なお、予測部24による予測結果は、無線通信装置1において用いられてもよく、または、他の装置において用いられてもよい。後者の場合には、例えば、予測結果が通信部11を介して、他の装置に送信されてもよい。その送信先の装置は、自セル内の無線基地局や無線端末装置であってもよい。例えば、無線通信装置1が無線基地局である場合には、予測部24が予測した追加可能情報が、無線基地局である無線端末装置1が送信するビーコン等に含められて送信されてもよく、その他の方法によって送信されてもよい。
通信部11は、アンテナを介して無線通信を行う。通信部11が行う無線通信は、どのようなものであってもよい。その無線通信は、例えば、無線LANによる通信であってもよく、他の移動体通信であってもよく、その他の無線通信であってもよい。通信部11の行う無線通信は、通常、自律分散無線通信システムにおける無線通信である。本実施の形態では、前述のように、無線通信が無線LANによる通信である場合について主に説明する。通信部11は、通信先の無線基地局や無線端末装置からオファードロード等を受信した場合には、その受信した情報を図示しない記録媒体で記憶してもよい。なお、通信部11は、無線通信を行うための無線の通信デバイス(例えば、ネットワークカードなど)を含んでもよく、あるいは含まなくてもよい。また、通信部11は、ハードウェアによって実現されてもよく、あるいは通信デバイスを駆動するドライバ等のソフトウェアによって実現されてもよい。

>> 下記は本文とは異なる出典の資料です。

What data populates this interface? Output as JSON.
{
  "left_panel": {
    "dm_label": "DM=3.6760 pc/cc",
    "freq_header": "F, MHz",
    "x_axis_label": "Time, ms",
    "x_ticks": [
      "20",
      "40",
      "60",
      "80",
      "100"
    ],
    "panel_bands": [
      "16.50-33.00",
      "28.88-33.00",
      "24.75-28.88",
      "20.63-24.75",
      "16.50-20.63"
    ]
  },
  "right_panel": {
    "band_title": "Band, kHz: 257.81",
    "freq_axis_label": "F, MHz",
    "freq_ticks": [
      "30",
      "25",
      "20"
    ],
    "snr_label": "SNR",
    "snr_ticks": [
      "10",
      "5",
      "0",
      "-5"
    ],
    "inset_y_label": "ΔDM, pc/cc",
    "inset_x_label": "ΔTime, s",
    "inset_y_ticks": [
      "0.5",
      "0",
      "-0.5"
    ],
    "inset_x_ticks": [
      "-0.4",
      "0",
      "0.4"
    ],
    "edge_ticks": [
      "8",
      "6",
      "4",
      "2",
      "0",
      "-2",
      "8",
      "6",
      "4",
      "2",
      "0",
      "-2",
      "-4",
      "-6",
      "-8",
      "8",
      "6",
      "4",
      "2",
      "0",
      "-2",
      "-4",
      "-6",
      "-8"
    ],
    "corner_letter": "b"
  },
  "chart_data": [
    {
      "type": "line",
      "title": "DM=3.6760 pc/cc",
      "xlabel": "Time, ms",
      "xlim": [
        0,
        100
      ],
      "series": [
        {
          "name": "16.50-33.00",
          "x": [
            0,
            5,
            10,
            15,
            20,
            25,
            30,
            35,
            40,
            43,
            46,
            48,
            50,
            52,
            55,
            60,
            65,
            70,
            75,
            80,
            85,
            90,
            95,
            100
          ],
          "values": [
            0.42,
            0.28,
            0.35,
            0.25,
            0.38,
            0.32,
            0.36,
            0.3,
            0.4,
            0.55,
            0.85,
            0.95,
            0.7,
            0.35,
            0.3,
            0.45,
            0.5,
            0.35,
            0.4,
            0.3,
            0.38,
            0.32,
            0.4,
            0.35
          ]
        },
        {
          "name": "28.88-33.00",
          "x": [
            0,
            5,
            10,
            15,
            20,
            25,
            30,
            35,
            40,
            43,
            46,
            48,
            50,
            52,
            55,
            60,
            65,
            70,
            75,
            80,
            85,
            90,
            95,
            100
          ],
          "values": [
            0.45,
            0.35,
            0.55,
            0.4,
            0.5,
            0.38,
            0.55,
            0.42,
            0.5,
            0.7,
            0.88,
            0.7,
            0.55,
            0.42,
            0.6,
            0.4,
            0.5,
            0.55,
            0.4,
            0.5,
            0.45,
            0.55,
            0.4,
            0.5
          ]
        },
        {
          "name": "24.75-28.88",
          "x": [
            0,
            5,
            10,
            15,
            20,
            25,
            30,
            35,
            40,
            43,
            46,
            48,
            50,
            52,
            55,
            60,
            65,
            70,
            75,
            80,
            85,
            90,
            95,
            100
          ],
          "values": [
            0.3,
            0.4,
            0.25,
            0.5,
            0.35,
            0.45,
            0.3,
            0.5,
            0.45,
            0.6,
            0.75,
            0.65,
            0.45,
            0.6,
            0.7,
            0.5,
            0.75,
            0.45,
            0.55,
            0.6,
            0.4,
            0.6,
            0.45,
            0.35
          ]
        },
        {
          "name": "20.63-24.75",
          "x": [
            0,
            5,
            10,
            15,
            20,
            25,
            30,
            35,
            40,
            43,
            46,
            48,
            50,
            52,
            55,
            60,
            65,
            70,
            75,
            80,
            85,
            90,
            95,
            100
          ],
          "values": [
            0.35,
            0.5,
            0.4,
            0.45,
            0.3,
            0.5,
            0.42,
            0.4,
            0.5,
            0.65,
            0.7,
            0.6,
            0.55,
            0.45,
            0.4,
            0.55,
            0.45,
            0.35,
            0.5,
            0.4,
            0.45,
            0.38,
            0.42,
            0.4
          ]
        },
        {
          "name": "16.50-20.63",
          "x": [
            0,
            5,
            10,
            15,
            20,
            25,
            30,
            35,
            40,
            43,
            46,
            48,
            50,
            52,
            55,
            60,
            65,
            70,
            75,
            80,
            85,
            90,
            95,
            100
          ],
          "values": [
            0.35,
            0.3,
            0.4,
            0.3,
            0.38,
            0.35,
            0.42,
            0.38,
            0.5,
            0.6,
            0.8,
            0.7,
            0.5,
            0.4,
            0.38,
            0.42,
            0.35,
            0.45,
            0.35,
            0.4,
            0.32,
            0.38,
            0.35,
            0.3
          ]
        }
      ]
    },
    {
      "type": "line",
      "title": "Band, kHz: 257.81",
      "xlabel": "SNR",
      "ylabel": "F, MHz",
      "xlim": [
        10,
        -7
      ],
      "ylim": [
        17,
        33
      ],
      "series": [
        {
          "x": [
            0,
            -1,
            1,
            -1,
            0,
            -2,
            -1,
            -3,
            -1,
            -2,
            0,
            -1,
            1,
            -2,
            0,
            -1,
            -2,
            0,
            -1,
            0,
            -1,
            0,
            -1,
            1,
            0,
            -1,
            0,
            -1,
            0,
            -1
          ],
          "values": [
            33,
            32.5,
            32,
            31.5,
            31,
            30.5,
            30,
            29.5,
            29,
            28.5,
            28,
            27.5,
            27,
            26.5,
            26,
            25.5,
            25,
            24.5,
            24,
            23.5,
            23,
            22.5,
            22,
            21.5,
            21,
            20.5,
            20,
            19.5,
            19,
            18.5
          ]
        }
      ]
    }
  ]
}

制御部12は、通信部11を用いたキャリアセンスの結果に応じて、通信部11による送信を制御する。具体的には、制御部12は、キャリアセンスの結果に応じて、伝送路において無線通信が行われているかどうか判断し、無線通信が行われていない場合に、送信を行うように通信部11を制御してもよい。また、制御部12は、キャリアセンスの結果に応じて空いている周波数を特定し、その特定した周波数で送信するように通信部11を制御してもよい。制御部12による制御は、例えば、CSMA/CA(Carrier Sense Multiple Access/Collision Avoidance)の制御であってもよく、CSMA/CD(Carrier Sense Multiple Access/Collision Detection)の制御であってもよい。本実施の形態では、前者の場合について主に説明する。なお、キャリアセンスの結果に応じて通信を制御することはすでに公知であり、その詳細な説明を省略する。
また、制御部12は、予測部24による予測結果に応じて、通信部11が行う無線通信に関する無線リソースの割り当てを制御してもよい。その制御は、例えば、あるアプリケーションが無線通信を開始したい場合に、予測部24による予測結果に応じて、その無線通信を開始できるように制御したり、その無線通信を開始できないように制御したりすることであってもよい。例えば、あるアプリケーションが所望のオファードロードで無線通信を行いたい場合であって、予測部24による予測結果により、そのオファードロードを収容できないことが予測された場合には、制御部12は、そのアプリケーションによる無線通信を実行させないように制御してもよい。一方、あるアプリケーションが所望のオファードロードで無線通信を行いたい場合であって、予測部24による予測結果により、そのオファードロードを収容できることが予測された場合には、制御部12は、そのアプリケーションによる無線通信を行うことができるように制御してもよい。また、制御部12による制御は、例えば、あるアプリケーションが無線通信を開始したい場合に、そのアプリケーションに対して、予測結果に応じて、無線通信の収容の可否を渡すことであってもよい。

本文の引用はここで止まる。